Page 1 of 1

Indexing virtual domains

Posted: Thu Nov 20, 1997 10:40 am
by Thunderstone


Greetings, all.
A follow-up to my question yesterday about having webinator index
virtual domains on my server that share the same IP address.

I run a collection of sites related to the oil and gas industry. I woud
like to use webinator to create an industry specific search engine
composed of the sites we host, those of our advertisers, and a few other
related sites of interest.

I used the following command:
/gw -i -unique "&url.lst"

Where url.lst is a text file w/ the following structure:
http://energyconnect.com/
http://emdaapg.org/
http://www.allegrodevelopment.com/
http://landman.org/
http://apachecorp.com/
http://archpetroleum.com/
http://artesia.com/
http://www.banksinfo.com/
http://gasearch.com/
http://www.dallasdata.com/
http://energyex.com/
http://dalylift.com/
http://gas-coop.com/
http://ipams.org/


The domains w/o the www in the URL are on my server. Webinator ignores
all but the first one, apparently based
on the IP address. I also tried leaving in the www, and had identical
results.

Is there any workaround, other than convincing my ISP to grant each of
these domains unique IP addresses? (I've already asked once, with a less
than enthusiasic response).

--
John McGhee - Webmaster; Texas Independent Producers & Royalty Owners
http://www.energyconnect.com
E-mail: jmcghee@tipro.org
Tel: (512) 477-4452 Fax: (512) 476-8070





Indexing virtual domains

Posted: Thu Nov 20, 1997 11:05 am
by Thunderstone


Within a single execution of gw it will pick up the IP address of the
different names as being the same, and as such treat them as the same
URL. What you will need to do is to run gw multiple times, once for
each host.

John McGhee said:



Indexing virtual domains

Posted: Thu Nov 20, 1997 12:39 pm
by Thunderstone


Thanks for the answer. Will webinator then append these together? I would
like a
single index for these sites, instead of having one per domain.

If so, what command line would be appropriate to use?

TIA, -jm

John Turnbull wrote:




--
John McGhee - Webmaster; Texas Independent Producers & Royalty Owners
http://www.energyconnect.com
E-mail: jmcghee@tipro.org
Tel: (512) 477-4452 Fax: (512) 476-8070





Indexing virtual domains

Posted: Mon Nov 24, 1997 1:49 pm
by Thunderstone




John Turnbull wrote:


This doesn't seem to work.

# ./gw -i -unique http://www.emdaapg.org
No database specified. Use the default
(/usr/local/Sites/tipro.com/WWW/webinator
/db)?
(y/n) default is y : y
You may use "-d-" to skip this question in the future.
Getting http://204.181.81.144/robots.txt...Not there...Ok.
Enabling extra duplicate prevention
Adding todo: http://www.energyconnect.com/
http://www.energyconnect.com/ is already in the database
Visited 0 pages total

and
# ./gw -i -unique http://www.gasearch.com
No database specified. Use the default
(/usr/local/Sites/tipro.com/WWW/webinator
/db)?
(y/n) default is y : y
You may use "-d-" to skip this question in the future.
Getting http://204.181.81.144/robots.txt...Not there...Ok.
Enabling extra duplicate prevention
Adding todo: http://www.energyconnect.com/
http://www.energyconnect.com/ is already in the database
Visited 0 pages total

-jm




Indexing virtual domains

Posted: Tue Nov 25, 1997 1:19 pm
by Thunderstone



gw remembers every url you have specified before, so it knows the ip of
the subsequent url is the same as the first. You can make it forget
urls you have specified before by deleting them from the
options table:
gw -st "delete from options where Name='URL'"

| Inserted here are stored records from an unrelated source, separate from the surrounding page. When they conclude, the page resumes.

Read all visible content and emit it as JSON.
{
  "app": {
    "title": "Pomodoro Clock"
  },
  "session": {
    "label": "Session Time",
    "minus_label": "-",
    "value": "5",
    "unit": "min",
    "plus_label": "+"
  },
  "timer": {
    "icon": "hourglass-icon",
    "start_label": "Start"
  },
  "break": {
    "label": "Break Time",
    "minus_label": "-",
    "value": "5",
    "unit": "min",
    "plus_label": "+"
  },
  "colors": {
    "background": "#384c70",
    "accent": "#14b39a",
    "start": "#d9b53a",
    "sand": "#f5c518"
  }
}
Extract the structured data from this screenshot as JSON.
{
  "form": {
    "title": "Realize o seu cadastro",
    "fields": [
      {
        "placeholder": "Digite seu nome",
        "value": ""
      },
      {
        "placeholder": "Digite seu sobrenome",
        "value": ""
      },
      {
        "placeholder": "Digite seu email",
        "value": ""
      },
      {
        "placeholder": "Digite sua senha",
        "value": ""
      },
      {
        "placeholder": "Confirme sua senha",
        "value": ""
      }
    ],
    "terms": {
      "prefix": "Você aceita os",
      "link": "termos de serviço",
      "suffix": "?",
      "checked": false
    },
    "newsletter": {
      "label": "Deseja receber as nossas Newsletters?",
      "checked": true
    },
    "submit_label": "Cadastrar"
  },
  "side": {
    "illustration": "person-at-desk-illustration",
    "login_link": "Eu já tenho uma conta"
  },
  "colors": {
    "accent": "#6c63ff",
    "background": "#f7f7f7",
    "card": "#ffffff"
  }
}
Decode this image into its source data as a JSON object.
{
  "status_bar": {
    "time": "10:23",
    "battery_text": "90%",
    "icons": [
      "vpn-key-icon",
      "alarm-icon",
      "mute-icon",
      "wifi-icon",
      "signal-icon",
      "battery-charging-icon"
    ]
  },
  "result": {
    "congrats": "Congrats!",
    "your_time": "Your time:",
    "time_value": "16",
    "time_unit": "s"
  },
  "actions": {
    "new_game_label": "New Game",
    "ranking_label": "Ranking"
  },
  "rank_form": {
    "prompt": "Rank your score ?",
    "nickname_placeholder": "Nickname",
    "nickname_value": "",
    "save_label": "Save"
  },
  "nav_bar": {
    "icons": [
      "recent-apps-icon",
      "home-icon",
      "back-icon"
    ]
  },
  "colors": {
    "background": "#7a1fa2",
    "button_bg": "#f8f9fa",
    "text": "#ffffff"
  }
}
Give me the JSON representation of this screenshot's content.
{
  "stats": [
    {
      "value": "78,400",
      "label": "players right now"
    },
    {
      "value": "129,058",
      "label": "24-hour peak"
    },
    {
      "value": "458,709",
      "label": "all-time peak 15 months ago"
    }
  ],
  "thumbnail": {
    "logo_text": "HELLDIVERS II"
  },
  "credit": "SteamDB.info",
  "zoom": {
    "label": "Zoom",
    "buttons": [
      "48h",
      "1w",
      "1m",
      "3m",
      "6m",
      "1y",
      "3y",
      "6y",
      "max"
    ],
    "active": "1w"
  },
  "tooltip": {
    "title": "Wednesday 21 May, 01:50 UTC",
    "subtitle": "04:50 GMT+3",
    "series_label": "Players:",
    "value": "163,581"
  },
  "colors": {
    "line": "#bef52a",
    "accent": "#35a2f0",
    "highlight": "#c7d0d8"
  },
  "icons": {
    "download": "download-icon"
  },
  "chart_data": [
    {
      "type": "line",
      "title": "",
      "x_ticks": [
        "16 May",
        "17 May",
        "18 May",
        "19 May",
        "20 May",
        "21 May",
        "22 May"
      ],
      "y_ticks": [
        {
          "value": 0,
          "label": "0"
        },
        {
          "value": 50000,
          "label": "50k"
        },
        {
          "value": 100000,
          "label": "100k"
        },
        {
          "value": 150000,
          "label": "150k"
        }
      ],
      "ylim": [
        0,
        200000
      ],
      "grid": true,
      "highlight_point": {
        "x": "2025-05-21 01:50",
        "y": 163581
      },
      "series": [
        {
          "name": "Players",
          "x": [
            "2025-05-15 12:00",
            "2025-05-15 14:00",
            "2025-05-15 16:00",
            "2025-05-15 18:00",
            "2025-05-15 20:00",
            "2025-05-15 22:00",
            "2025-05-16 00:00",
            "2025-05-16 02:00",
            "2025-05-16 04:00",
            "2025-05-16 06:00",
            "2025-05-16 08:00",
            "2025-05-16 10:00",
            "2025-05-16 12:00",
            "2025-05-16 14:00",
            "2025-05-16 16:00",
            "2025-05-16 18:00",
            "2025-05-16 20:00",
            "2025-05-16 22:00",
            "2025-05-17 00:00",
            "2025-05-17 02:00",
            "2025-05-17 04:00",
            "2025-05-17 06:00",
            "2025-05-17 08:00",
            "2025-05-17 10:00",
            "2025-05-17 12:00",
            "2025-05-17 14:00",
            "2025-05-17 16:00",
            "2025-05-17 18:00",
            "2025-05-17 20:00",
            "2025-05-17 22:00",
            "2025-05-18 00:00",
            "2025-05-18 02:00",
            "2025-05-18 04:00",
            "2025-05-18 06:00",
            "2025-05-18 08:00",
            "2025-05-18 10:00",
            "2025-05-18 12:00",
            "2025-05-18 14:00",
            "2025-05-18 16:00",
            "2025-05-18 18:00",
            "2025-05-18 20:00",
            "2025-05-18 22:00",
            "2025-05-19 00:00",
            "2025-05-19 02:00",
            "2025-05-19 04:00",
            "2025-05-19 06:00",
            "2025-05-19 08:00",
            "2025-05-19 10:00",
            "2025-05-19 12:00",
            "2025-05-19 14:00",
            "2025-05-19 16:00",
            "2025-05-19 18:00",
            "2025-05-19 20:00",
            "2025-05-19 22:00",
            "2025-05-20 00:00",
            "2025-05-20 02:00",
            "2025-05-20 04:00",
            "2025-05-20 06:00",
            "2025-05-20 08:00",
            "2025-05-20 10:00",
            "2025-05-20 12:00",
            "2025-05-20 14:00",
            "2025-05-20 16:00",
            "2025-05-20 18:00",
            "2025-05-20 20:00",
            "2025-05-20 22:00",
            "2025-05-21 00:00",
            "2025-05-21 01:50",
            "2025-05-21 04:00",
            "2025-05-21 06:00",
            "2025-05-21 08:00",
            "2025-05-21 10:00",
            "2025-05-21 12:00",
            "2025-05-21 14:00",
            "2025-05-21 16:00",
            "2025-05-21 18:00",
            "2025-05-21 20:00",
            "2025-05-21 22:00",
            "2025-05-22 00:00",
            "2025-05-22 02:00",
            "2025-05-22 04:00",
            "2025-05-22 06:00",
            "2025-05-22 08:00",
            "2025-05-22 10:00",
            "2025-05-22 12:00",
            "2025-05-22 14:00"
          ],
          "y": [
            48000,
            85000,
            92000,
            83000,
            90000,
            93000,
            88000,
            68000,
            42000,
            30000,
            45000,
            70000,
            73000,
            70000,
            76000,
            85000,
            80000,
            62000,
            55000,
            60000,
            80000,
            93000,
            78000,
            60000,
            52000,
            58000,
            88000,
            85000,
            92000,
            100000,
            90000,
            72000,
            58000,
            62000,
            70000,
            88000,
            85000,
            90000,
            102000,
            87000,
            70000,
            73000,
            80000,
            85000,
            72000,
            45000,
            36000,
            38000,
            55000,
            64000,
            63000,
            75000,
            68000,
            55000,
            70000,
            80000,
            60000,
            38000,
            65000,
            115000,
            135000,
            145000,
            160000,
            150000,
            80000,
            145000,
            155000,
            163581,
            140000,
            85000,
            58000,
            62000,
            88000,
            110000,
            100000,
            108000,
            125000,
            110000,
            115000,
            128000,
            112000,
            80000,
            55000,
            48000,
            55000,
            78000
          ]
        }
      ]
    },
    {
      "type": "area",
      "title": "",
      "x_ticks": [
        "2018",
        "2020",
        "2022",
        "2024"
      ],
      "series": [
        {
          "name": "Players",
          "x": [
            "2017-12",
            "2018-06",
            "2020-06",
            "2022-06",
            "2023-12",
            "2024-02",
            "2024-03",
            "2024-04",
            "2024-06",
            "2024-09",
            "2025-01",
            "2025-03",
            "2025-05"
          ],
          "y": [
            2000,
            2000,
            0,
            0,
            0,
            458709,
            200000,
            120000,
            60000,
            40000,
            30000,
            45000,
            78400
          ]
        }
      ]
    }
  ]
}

Walking each site individually with the above delete in between should
do what you want.

gw does follow http 1.1 to get the right pages from the server, but it
checks ip's first. many machines are called by several different names
within a given web site. if it didn't resolve ip's, you would get
the same pages in the database many times, but with different urls.
One behavior can't handle both situations (virtual sites with same ip,
and aliases for the same sites). The above method will handle virtual sites.